Dear Ms. Joan Wolf,
In every place there is evil. Germany is where my ancestors are from, but I never thought of that place being the beginning of something more evil, so that I would have terrible nightmares. There is one word that makes me sick: Holocaust. The book, Someone Named Eva, reminded me that I should really appreciate my family and what I have, because those people who lived through that lost most of their possessions and family.
The part where Milada is cruelly ripped away from her family really made me think of that. I thought "How would I feel if my family was ripped away from me?" I did not like to think about that. I realized her family probably had bad times. She probably got in trouble every once in a while just like me and others. I still think though that she loved them. Just like how I love them.
When, it was near the end of the book I started wondering what was going to happen, even though I just had a feeling in my heart that only a few would survive. Not many people survived the concentration camps. lt is just a fact, so I knew few would survive. I just had no idea it would only be her mother that survived.
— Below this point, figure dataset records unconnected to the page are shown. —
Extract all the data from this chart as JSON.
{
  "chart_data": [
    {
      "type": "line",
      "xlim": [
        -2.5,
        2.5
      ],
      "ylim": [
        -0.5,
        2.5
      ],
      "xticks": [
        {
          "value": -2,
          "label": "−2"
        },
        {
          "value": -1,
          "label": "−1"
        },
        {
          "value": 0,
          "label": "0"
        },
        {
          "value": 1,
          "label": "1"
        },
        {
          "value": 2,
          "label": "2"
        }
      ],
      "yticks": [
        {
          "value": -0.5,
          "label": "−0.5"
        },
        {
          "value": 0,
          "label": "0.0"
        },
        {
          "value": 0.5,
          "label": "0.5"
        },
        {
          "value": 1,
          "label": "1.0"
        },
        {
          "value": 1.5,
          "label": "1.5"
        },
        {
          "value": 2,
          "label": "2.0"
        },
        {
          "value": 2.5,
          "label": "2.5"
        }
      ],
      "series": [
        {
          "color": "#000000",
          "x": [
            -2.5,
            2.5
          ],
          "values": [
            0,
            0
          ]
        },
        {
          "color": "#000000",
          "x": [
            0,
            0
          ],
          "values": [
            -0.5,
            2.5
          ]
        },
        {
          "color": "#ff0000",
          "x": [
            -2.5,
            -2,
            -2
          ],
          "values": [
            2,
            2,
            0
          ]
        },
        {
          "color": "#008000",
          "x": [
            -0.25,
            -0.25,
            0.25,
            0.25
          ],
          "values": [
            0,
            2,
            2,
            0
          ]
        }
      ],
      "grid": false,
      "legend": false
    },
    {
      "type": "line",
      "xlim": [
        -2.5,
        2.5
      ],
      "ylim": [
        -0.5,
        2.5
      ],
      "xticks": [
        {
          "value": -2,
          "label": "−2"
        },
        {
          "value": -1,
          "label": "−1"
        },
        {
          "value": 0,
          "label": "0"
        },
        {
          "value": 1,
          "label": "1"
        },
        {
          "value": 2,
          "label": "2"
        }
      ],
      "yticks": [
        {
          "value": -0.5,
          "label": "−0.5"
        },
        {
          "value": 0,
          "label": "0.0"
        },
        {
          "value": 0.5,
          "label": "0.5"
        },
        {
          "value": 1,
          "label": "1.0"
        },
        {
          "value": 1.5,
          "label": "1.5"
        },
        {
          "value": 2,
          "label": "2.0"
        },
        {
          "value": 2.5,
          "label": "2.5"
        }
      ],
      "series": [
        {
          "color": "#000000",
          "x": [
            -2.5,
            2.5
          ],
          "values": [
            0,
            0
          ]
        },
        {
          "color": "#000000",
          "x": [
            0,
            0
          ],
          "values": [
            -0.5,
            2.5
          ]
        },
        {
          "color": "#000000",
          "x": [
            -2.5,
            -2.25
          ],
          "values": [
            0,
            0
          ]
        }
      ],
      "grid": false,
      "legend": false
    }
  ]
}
The end made me cry tears of joy and sadness. I was happy at least her mother survived, but I also was very sad for what her mother had been through. I was even sadder that she and her mom could never reshape things. They would always have a terrible scar that would never heal and it would take years to put their life back together again. Luckily, my family won't have to go through that, because they make life so great, and even if something were to happen, they support me, so that I would quickly feel much, much better. I'm so appreciative for my family and I always will be! Just like Milada, a girl like me.